Despite a strong dose of nerves and with his notes nearby, Riley Cludy built up the courage to conduct his very first live auction, realizing a goal he's been thinking about for a year and half.
"He would have never picked up a microphone and talked into it in front of anyone -- anyone at all," said Riley's mom, Mary Lou Fiala. "This is a huge step for him."
Riley is 18 years old, about to graduate high school and has a highly functioning form of autism. He became interested in auctioneering through his other passion: horses.
"I met my first auctioneer at a horse show," Cludy recalled. "He told me about a school in Mankato and gave me his card."

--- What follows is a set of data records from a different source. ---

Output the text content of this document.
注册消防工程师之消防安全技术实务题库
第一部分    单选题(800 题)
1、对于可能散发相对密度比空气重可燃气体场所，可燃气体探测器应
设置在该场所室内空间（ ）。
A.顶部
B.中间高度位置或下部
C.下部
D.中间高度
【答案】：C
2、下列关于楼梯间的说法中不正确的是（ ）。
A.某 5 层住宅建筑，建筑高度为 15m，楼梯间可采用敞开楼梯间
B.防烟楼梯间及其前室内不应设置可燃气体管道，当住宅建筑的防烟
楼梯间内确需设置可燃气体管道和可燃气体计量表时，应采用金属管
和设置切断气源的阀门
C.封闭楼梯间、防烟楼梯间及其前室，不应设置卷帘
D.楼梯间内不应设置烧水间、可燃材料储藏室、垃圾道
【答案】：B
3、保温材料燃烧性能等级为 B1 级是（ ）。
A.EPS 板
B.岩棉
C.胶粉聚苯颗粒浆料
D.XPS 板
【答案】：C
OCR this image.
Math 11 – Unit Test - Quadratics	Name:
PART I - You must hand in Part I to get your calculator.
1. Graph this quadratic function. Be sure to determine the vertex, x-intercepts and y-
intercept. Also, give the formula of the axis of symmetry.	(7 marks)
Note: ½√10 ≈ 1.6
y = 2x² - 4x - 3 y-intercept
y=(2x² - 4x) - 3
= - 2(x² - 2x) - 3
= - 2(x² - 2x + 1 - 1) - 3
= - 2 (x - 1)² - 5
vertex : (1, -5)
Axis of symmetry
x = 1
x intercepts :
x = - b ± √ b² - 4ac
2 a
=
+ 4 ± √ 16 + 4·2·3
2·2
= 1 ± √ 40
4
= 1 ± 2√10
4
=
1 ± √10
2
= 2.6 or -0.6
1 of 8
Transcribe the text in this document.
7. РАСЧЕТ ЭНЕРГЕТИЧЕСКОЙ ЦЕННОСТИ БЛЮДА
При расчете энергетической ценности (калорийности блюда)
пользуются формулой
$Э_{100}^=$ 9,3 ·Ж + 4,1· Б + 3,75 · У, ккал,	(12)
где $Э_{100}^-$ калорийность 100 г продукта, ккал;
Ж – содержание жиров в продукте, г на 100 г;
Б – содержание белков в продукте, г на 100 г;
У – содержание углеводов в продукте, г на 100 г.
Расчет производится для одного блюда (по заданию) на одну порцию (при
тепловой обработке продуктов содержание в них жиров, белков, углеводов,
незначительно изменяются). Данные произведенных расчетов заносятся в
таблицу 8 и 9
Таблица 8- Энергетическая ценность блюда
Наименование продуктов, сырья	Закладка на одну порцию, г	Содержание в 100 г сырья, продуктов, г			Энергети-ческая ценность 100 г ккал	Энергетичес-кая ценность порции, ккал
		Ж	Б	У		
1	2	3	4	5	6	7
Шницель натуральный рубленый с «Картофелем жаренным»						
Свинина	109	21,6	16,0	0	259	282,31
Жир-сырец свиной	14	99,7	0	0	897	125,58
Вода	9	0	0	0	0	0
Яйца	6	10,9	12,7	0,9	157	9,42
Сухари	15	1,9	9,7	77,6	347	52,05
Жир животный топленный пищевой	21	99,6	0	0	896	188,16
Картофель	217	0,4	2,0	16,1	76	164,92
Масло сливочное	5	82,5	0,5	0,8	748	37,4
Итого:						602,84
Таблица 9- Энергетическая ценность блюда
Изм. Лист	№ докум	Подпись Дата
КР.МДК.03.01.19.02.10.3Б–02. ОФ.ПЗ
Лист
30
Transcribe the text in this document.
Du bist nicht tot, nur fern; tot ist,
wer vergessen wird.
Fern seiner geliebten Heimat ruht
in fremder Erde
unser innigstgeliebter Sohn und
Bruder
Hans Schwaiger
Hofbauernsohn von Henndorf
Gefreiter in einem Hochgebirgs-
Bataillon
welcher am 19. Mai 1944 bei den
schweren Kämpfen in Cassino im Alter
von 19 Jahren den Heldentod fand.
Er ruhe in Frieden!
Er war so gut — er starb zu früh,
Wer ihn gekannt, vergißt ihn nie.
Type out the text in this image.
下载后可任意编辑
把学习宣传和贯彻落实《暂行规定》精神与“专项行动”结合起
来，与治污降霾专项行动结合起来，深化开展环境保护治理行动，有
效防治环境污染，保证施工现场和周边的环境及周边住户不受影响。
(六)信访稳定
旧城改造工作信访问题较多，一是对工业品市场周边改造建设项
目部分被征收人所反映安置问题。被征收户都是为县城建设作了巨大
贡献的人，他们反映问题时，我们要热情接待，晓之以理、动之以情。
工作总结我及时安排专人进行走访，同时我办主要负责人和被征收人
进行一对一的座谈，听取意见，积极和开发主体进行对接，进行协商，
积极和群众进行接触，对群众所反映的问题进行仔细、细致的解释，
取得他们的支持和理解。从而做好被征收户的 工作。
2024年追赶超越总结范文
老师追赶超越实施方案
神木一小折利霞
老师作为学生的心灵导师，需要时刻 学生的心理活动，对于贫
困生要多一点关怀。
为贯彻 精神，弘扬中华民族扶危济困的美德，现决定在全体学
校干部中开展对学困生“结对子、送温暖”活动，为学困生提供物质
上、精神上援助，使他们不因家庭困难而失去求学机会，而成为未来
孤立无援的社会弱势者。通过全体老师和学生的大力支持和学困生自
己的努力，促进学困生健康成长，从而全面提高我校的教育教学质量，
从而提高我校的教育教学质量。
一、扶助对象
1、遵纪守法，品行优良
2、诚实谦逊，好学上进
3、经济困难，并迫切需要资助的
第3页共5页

However, Fiala soon found out most auction schools weren't willing to work with autistic people -- but. Continental Auction School in Mankato said yes. Dewey Johnson was one of Cludy's classmates during the grueling, week-long training.
"At first, we all thought, 'What is he doing here?' I mean, you wanted to know," admitted Johnson. "But he became the whole star of the whole class because he improved daily. By the end of it, he got a standing ovation from everybody!"
Riley got the chance to conduct his first live auction at an annual fundraiser for St. Mike's in Stillwater. His family attends the church, so the familiar faces made his first auction a bit easier.
"I am very proud," said Fiala.
Family members believe Cludy is the first registered auctioneer in the state to also have autism. He hopes to make a career out of it and run horse auctions someday.